PASSEIO NOTURNO





É com muito receio com que venho tomar de um lápis e algumas folhas de papel em branco para tentar descrever uma grande tragédia que aconteceu comigo há muito tempo... Não sei se terei condições físicas e emocionais para isso. Meus dedos já não seguram com firmeza o lápis e a idade avançada faz com que minhas mãos tremam constantemente, ainda mais quando volto a pensar nesse assunto. Digo pensar, por que nunca falei dele pra ninguém, sempre tive medo. Agora mesmo não sei se estou agindo certo ao fazer isso. Toda vez que penso no que aconteceu passo noites em claro assustado com pesadelos, ainda hoje depois de tanto tempo. Sempre tenho a estranha sensação de estar sendo vigiado, e de vez em quando pareço ver aqueles mesmo olhos a me observarem da escuridão imensa da noite na hora de dormir. Talvez seja só uma impressão infantil, ou uma peça pregada pelo inconsciente. O certo é que não sou louco, a insanidade certamente ainda não bateu à minha porta, não sei até quando...

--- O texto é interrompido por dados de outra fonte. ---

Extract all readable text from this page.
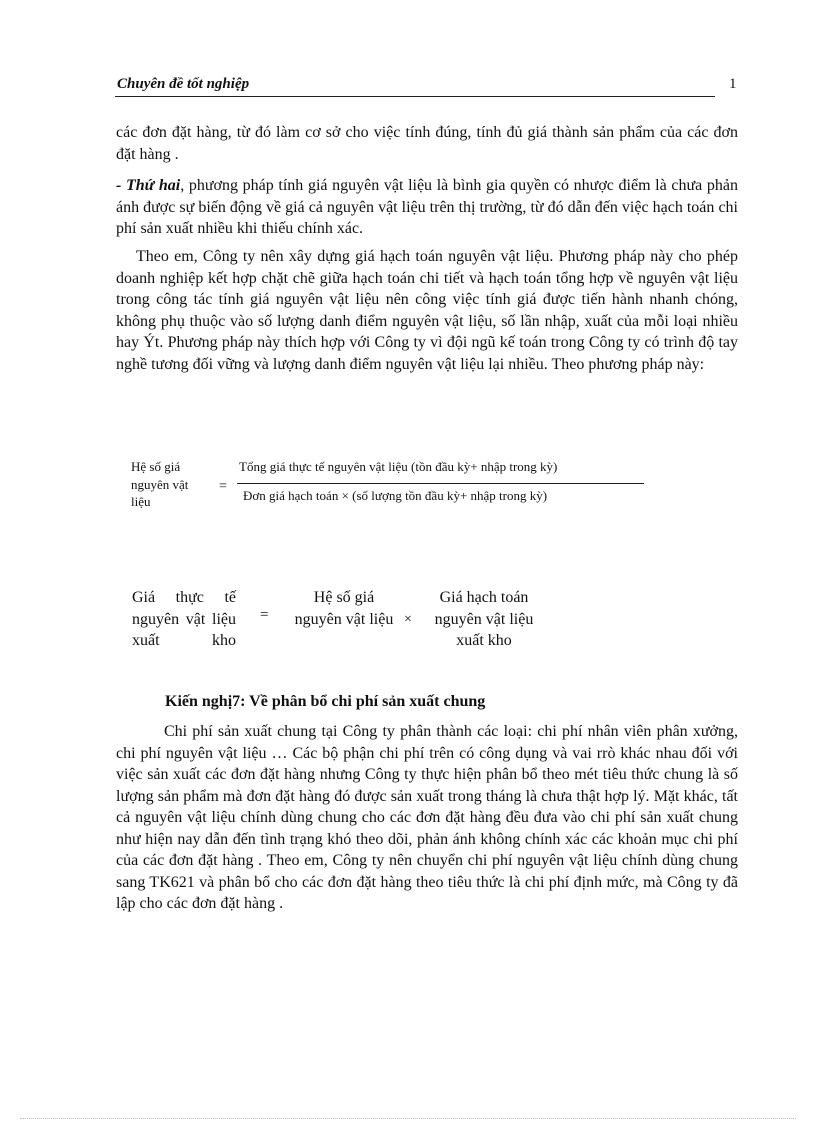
Chuyên đề tốt nghiệp	1

các đơn đặt hàng, từ đó làm cơ sở cho việc tính đúng, tính đủ giá thành sản phẩm của các đơn đặt hàng .

- Thứ hai, phương pháp tính giá nguyên vật liệu là bình gia quyền có nhược điểm là chưa phản ánh được sự biến động về giá cả nguyên vật liệu trên thị trường, từ đó dẫn đến việc hạch toán chi phí sản xuất nhiều khi thiếu chính xác.

Theo em, Công ty nên xây dựng giá hạch toán nguyên vật liệu. Phương pháp này cho phép doanh nghiệp kết hợp chặt chẽ giữa hạch toán chi tiết và hạch toán tổng hợp về nguyên vật liệu trong công tác tính giá nguyên vật liệu nên công việc tính giá được tiến hành nhanh chóng, không phụ thuộc vào số lượng danh điểm nguyên vật liệu, số lần nhập, xuất của mỗi loại nhiều hay Ýt. Phương pháp này thích hợp với Công ty vì đội ngũ kế toán trong Công ty có trình độ tay nghề tương đối vững và lượng danh điểm nguyên vật liệu lại nhiều. Theo phương pháp này:

Hệ số giá nguyên vật liệu
=
Tổng giá thực tế nguyên vật liệu (tồn đầu kỳ+ nhập trong kỳ)
Đơn giá hạch toán × (số lượng tồn đầu kỳ+ nhập trong kỳ)
Giá thực tế nguyên vật liệu xuất kho
=
Hệ số giá nguyên vật liệu ×
Giá hạch toán nguyên vật liệu xuất kho
Kiến nghị7: Về phân bổ chi phí sản xuất chung

Chi phí sản xuất chung tại Công ty phân thành các loại: chi phí nhân viên phân xưởng, chi phí nguyên vật liệu … Các bộ phận chi phí trên có công dụng và vai rrò khác nhau đối với việc sản xuất các đơn đặt hàng nhưng Công ty thực hiện phân bổ theo mét tiêu thức chung là số lượng sản phẩm mà đơn đặt hàng đó được sản xuất trong tháng là chưa thật hợp lý. Mặt khác, tất cả nguyên vật liệu chính dùng chung cho các đơn đặt hàng đều đưa vào chi phí sản xuất chung như hiện nay dẫn đến tình trạng khó theo dõi, phản ánh không chính xác các khoản mục chi phí của các đơn đặt hàng . Theo em, Công ty nên chuyển chi phí nguyên vật liệu chính dùng chung sang TK621 và phân bổ cho các đơn đặt hàng theo tiêu thức là chi phí định mức, mà Công ty đã lập cho các đơn đặt hàng .
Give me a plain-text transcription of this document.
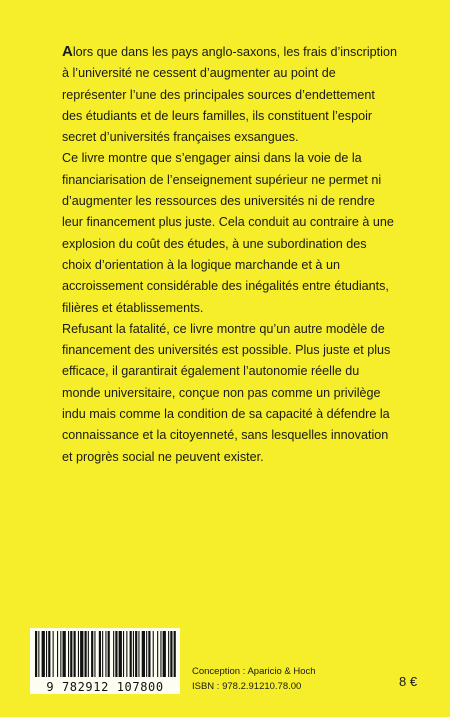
Alors que dans les pays anglo-saxons, les frais d’inscription à l’université ne cessent d’augmenter au point de représenter l’une des principales sources d’endettement des étudiants et de leurs familles, ils constituent l’espoir secret d’universités françaises exsangues.

Ce livre montre que s’engager ainsi dans la voie de la financiarisation de l’enseignement supérieur ne permet ni d’augmenter les ressources des universités ni de rendre leur financement plus juste. Cela conduit au contraire à une explosion du coût des études, à une subordination des choix d’orientation à la logique marchande et à un accroissement considérable des inégalités entre étudiants, filières et établissements.

Refusant la fatalité, ce livre montre qu’un autre modèle de financement des universités est possible. Plus juste et plus efficace, il garantirait également l’autonomie réelle du monde universitaire, conçue non pas comme un privilège indu mais comme la condition de sa capacité à défendre la connaissance et la citoyenneté, sans lesquelles innovation et progrès social ne peuvent exister.

9 782912 107800
Conception : Aparicio & Hoch
ISBN : 978.2.91210.78.00	8 €
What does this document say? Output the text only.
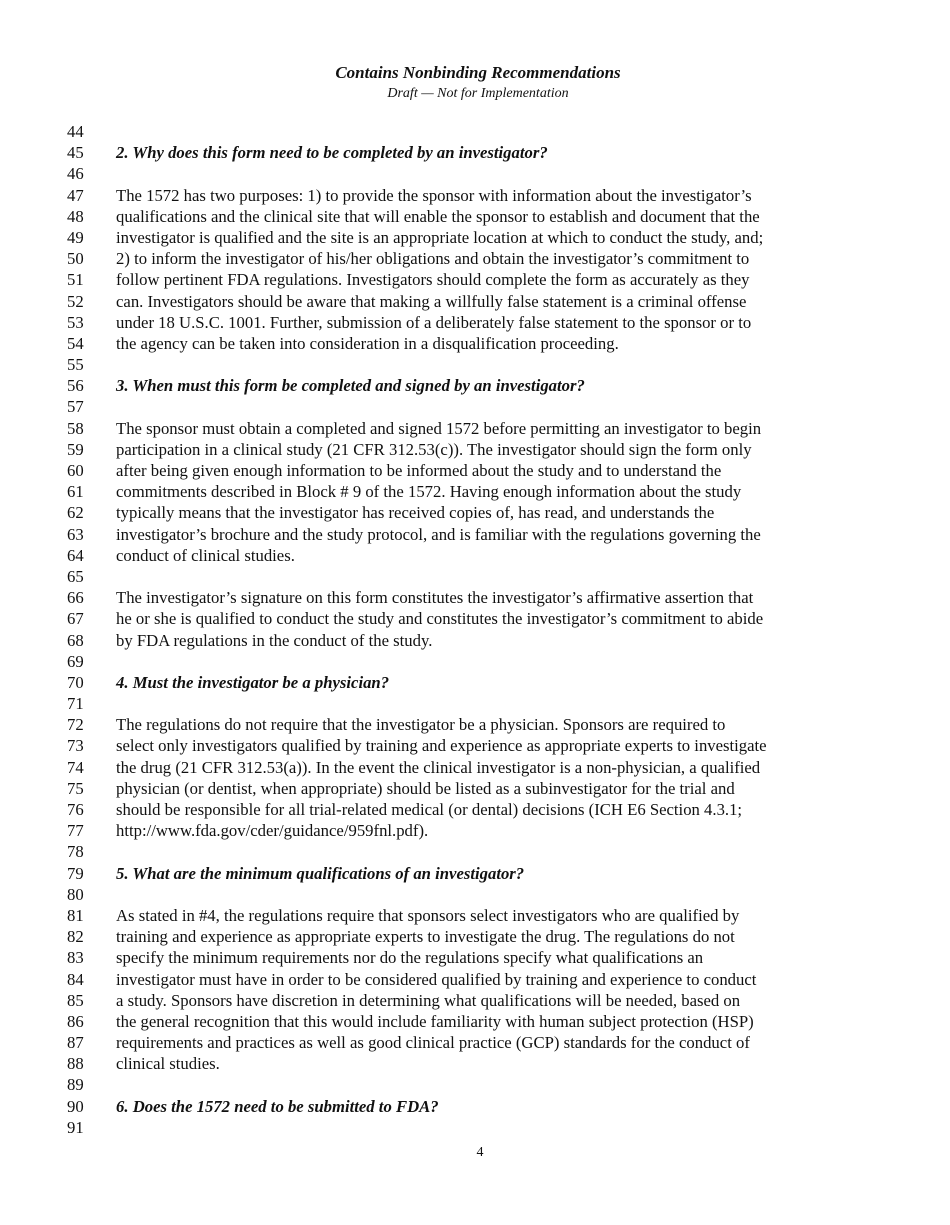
Contains Nonbinding Recommendations
Draft — Not for Implementation
44
45 2. Why does this form need to be completed by an investigator?
46
47 The 1572 has two purposes: 1) to provide the sponsor with information about the investigator’s
48 qualifications and the clinical site that will enable the sponsor to establish and document that the
49 investigator is qualified and the site is an appropriate location at which to conduct the study, and;
50 2) to inform the investigator of his/her obligations and obtain the investigator’s commitment to
51 follow pertinent FDA regulations. Investigators should complete the form as accurately as they
52 can. Investigators should be aware that making a willfully false statement is a criminal offense
53 under 18 U.S.C. 1001. Further, submission of a deliberately false statement to the sponsor or to
54 the agency can be taken into consideration in a disqualification proceeding.
55
56 3. When must this form be completed and signed by an investigator?
57
58 The sponsor must obtain a completed and signed 1572 before permitting an investigator to begin
59 participation in a clinical study (21 CFR 312.53(c)). The investigator should sign the form only
60 after being given enough information to be informed about the study and to understand the
61 commitments described in Block # 9 of the 1572. Having enough information about the study
62 typically means that the investigator has received copies of, has read, and understands the
63 investigator’s brochure and the study protocol, and is familiar with the regulations governing the
64 conduct of clinical studies.
65
66 The investigator’s signature on this form constitutes the investigator’s affirmative assertion that
67 he or she is qualified to conduct the study and constitutes the investigator’s commitment to abide
68 by FDA regulations in the conduct of the study.
69
70 4. Must the investigator be a physician?
71
72 The regulations do not require that the investigator be a physician. Sponsors are required to
73 select only investigators qualified by training and experience as appropriate experts to investigate
74 the drug (21 CFR 312.53(a)). In the event the clinical investigator is a non-physician, a qualified
75 physician (or dentist, when appropriate) should be listed as a subinvestigator for the trial and
76 should be responsible for all trial-related medical (or dental) decisions (ICH E6 Section 4.3.1;
77 http://www.fda.gov/cder/guidance/959fnl.pdf).
78
79 5. What are the minimum qualifications of an investigator?
80
81 As stated in #4, the regulations require that sponsors select investigators who are qualified by
82 training and experience as appropriate experts to investigate the drug. The regulations do not
83 specify the minimum requirements nor do the regulations specify what qualifications an
84 investigator must have in order to be considered qualified by training and experience to conduct
85 a study. Sponsors have discretion in determining what qualifications will be needed, based on
86 the general recognition that this would include familiarity with human subject protection (HSP)
87 requirements and practices as well as good clinical practice (GCP) standards for the conduct of
88 clinical studies.
89
90 6. Does the 1572 need to be submitted to FDA?
91
4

Lembro-me perfeitamente daquela noite. Era uma noite escura e sem estrelas, aquela. Uma enorme lua cheia ofuscava-se por traz de densas nuvens negras, e estava tão frio que uma fina camada de neblina subia do rio, indo espalhar-se rente ao cais.
Poucas pessoas haviam se aventurado a sair de casa naquela noite de quinta-feira. Eu, talvez por intervenção do destino ou por mera falta de sorte, fui um desses infelizes aventureiros. Não que fosse dado a passeios noturnos, pouco saia desacompanhado de casa. Limitava-me a ler romances policiais durante as noites frias, como aquela, e em retratar naturezas mortas em telas, muitas das quais ainda hoje decoram as paredes de minha sala de estar, sem falar nas tantas que atravessaram o oceano e foram parar nas mãos de amantes da boa e genuína obra de arte. Às vezes, durante o verão, quando um belo sol despertava o dia, convidava uns amigos e íamos pescar num rio de águas tranquilas, próximo à entrada de nossa pequena cidade. Raríssimas vezes fazíamos isso nos dias de inverno. Eram sempre dias monótonos e tristes; as coisas viviam encharcadas e a prevenção contra um resfriado impedia-me de fazer certas coisas fora de casa num dia ruim, e até hoje não consigo entender por qual motivo deixei esposa e filhos em casa e saí, sozinho, naquela noite, a vagar sem rumo pelas ruas da cidade.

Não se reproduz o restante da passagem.